Qu’est-ce qui pourrait le plus affecter les réserves? Pour nous, le pire serait un scénario de krach du marché d’actions à la suite de la forte hausse des taux. Certes, moins de 10% de nos placements sont des obligations, mais la valeur de notre portefeuille immobilier serait affectée par une hausse des taux via le taux d’escompte.
Couvrez-vous vos investissements contre les fluctuations de valeur? Non, nous en avons longuement parlé l’automne dernier au sein du conseil de fondation. Or nous préférons limiter les risques par le biais de l’allocation des actifs. En outre, notre portefeuille génère des cash-flows stables par les revenus des dividendes et des loyers.
Depuis des années, Profond est un champion en matière de prestations. Avez-vous des rendements tellement élevés ou prenez-vous des risques importants? Les rendements élevés sont une condition pour des prestations élevées. Nous avons un portefeuille composé à 50% d’actions et à 30% d’immobilier. Les 20% restants sont répartis entre les autres catégories d’actifs. Au total, nous ne prenons pas davantage de risques que les autres fondations. Avec nos placements en actions, nous générons régulièrement des rendements de dividendes situés nettement au-dessus de ce qu’on peut attendre des obligations.
Que faites-vous en matière d’investissements alternatifs?

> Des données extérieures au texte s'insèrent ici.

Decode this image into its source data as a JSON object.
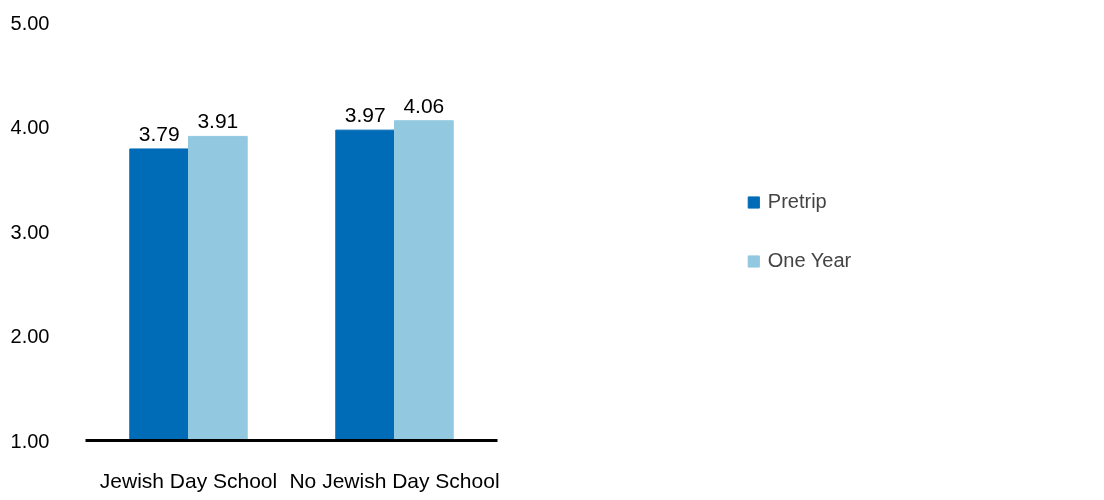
{
  "chart_data": {
    "type": "bar",
    "categories": [
      "Jewish Day School",
      "No Jewish Day School"
    ],
    "series": [
      {
        "name": "Pretrip",
        "color": "#006bb6",
        "values": [
          3.79,
          3.97
        ]
      },
      {
        "name": "One Year",
        "color": "#92c9e0",
        "values": [
          3.91,
          4.06
        ]
      }
    ],
    "ylim": [
      1,
      5
    ],
    "yticks": [
      {
        "value": 1,
        "label": "1.00"
      },
      {
        "value": 2,
        "label": "2.00"
      },
      {
        "value": 3,
        "label": "3.00"
      },
      {
        "value": 4,
        "label": "4.00"
      },
      {
        "value": 5,
        "label": "5.00"
      }
    ],
    "data_labels": true,
    "grid": false,
    "legend": "right"
  }
}
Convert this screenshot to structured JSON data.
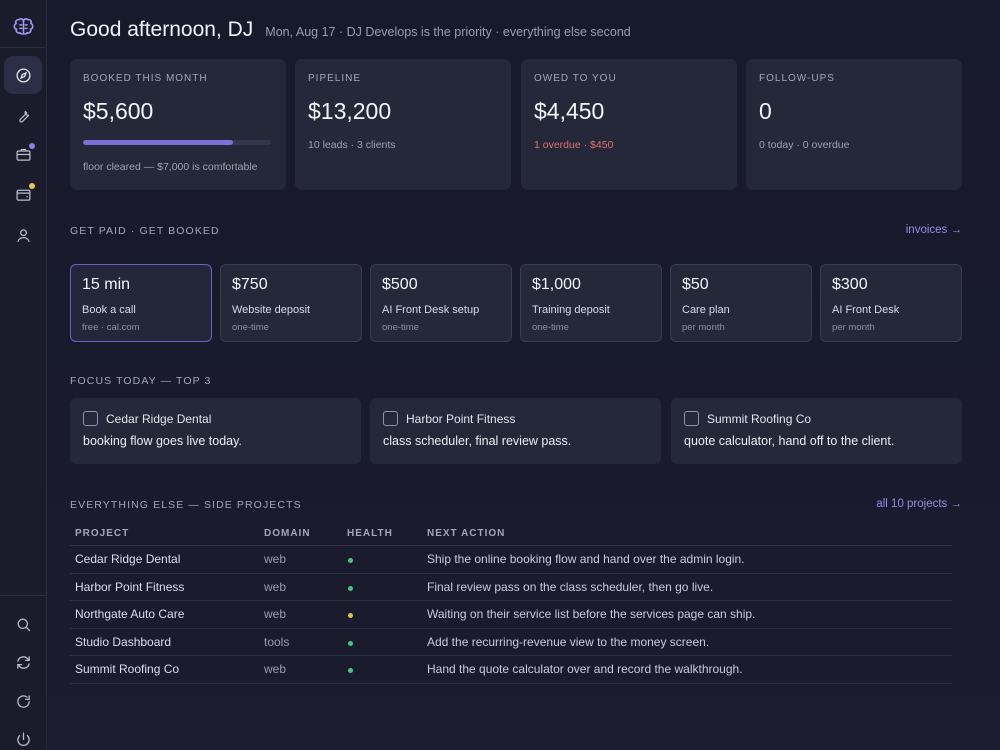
{
  "sidebar": {
    "items": [
      {
        "icon": "brain-logo-icon",
        "active": false
      },
      {
        "icon": "compass-icon",
        "active": true
      },
      {
        "icon": "wrench-icon",
        "active": false
      },
      {
        "icon": "briefcase-icon",
        "active": false,
        "badge": "#8f7ef0"
      },
      {
        "icon": "wallet-icon",
        "active": false,
        "badge": "#e8c64a"
      },
      {
        "icon": "user-icon",
        "active": false
      }
    ],
    "bottom": [
      {
        "icon": "search-icon"
      },
      {
        "icon": "sync-icon"
      },
      {
        "icon": "refresh-icon"
      },
      {
        "icon": "power-icon"
      }
    ]
  },
  "header": {
    "greeting": "Good afternoon, DJ",
    "subline": "Mon, Aug 17 · DJ Develops is the priority · everything else second"
  },
  "stats": [
    {
      "label": "BOOKED THIS MONTH",
      "value": "$5,600",
      "progress": 0.8,
      "sub": "floor cleared — $7,000 is comfortable"
    },
    {
      "label": "PIPELINE",
      "value": "$13,200",
      "sub": "10 leads · 3 clients"
    },
    {
      "label": "OWED TO YOU",
      "value": "$4,450",
      "sub": "1 overdue · $450",
      "sub_color": "#e0706a"
    },
    {
      "label": "FOLLOW-UPS",
      "value": "0",
      "sub": "0 today · 0 overdue"
    }
  ],
  "offers_section": {
    "title": "GET PAID · GET BOOKED",
    "link": "invoices →"
  },
  "offers": [
    {
      "price": "15 min",
      "name": "Book a call",
      "note": "free · cal.com",
      "highlight": true
    },
    {
      "price": "$750",
      "name": "Website deposit",
      "note": "one-time"
    },
    {
      "price": "$500",
      "name": "AI Front Desk setup",
      "note": "one-time"
    },
    {
      "price": "$1,000",
      "name": "Training deposit",
      "note": "one-time"
    },
    {
      "price": "$50",
      "name": "Care plan",
      "note": "per month"
    },
    {
      "price": "$300",
      "name": "AI Front Desk",
      "note": "per month"
    }
  ],
  "focus_section": {
    "title": "FOCUS TODAY — TOP 3"
  },
  "focus": [
    {
      "client": "Cedar Ridge Dental",
      "task": "booking flow goes live today."
    },
    {
      "client": "Harbor Point Fitness",
      "task": "class scheduler, final review pass."
    },
    {
      "client": "Summit Roofing Co",
      "task": "quote calculator, hand off to the client."
    }
  ],
  "projects_section": {
    "title": "EVERYTHING ELSE — SIDE PROJECTS",
    "link": "all 10 projects →"
  },
  "table": {
    "columns": [
      "PROJECT",
      "DOMAIN",
      "HEALTH",
      "NEXT ACTION"
    ],
    "rows": [
      {
        "project": "Cedar Ridge Dental",
        "domain": "web",
        "health": "#4cc77a",
        "action": "Ship the online booking flow and hand over the admin login."
      },
      {
        "project": "Harbor Point Fitness",
        "domain": "web",
        "health": "#4cc77a",
        "action": "Final review pass on the class scheduler, then go live."
      },
      {
        "project": "Northgate Auto Care",
        "domain": "web",
        "health": "#e6c04c",
        "action": "Waiting on their service list before the services page can ship."
      },
      {
        "project": "Studio Dashboard",
        "domain": "tools",
        "health": "#4cc77a",
        "action": "Add the recurring-revenue view to the money screen."
      },
      {
        "project": "Summit Roofing Co",
        "domain": "web",
        "health": "#4cc77a",
        "action": "Hand the quote calculator over and record the walkthrough."
      }
    ]
  }
}
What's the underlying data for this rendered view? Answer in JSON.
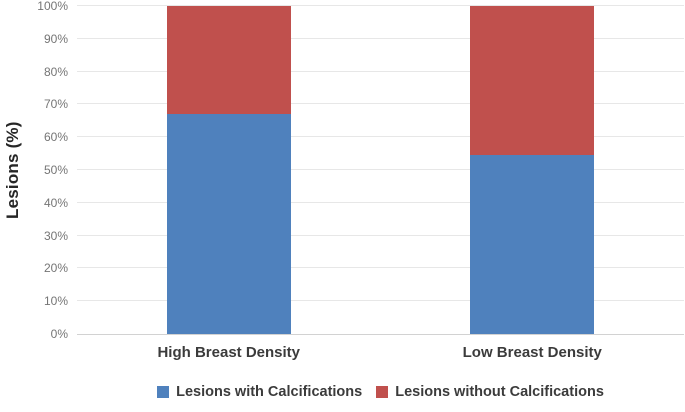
{
  "chart_data": {
    "type": "bar",
    "subtype": "stacked-100-percent",
    "title": "",
    "ylabel": "Lesions (%)",
    "xlabel": "",
    "categories": [
      "High Breast Density",
      "Low Breast Density"
    ],
    "series": [
      {
        "name": "Lesions with Calcifications",
        "color": "#4F81BD",
        "values": [
          67,
          54.5
        ]
      },
      {
        "name": "Lesions without Calcifications",
        "color": "#C0504D",
        "values": [
          33,
          45.5
        ]
      }
    ],
    "y_axis": {
      "min": 0,
      "max": 100,
      "step": 10,
      "tick_suffix": "%"
    },
    "tick_labels": [
      "0%",
      "10%",
      "20%",
      "30%",
      "40%",
      "50%",
      "60%",
      "70%",
      "80%",
      "90%",
      "100%"
    ],
    "grid": true,
    "legend_position": "bottom",
    "colors": {
      "blue_series": "#4F81BD",
      "red_series": "#C0504D",
      "gridline": "#e7e7e7",
      "axis_line": "#d2d2d2",
      "tick_text": "#757575",
      "label_text": "#3b3b3b"
    }
  }
}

En ce moment, nous détenons une petite part de placements en infrastructures, composée de participations à des parcs éoliens et solaires en Europe et à un producteur d’énergie de biomasse avec réseau de chauffage à distance dans le canton de Schwytz. Ce sont-là des placements illiquides, mais nous sommes convaincus des atouts de tels placements: du cash-flow constant grâce à la rétribution de l’injection par l’Etat. Des plateformes ont été récemment mises en place, grâce auxquelles les investissements immobiliers devraient être facilités pour les caisses de pension… De telles offres conviennent plutôt à de petites caisses de pension. Pour une grande comme la nôtre, cela ne vaudrait financièrement pas le coup: nous achetons et gérons nous-mêmes notre portefeuille immobilier. Côté investissements immobiliers, la quote-part possible est exploitée. Pour nous, l’immobilier est un excellent substitut aux obligations.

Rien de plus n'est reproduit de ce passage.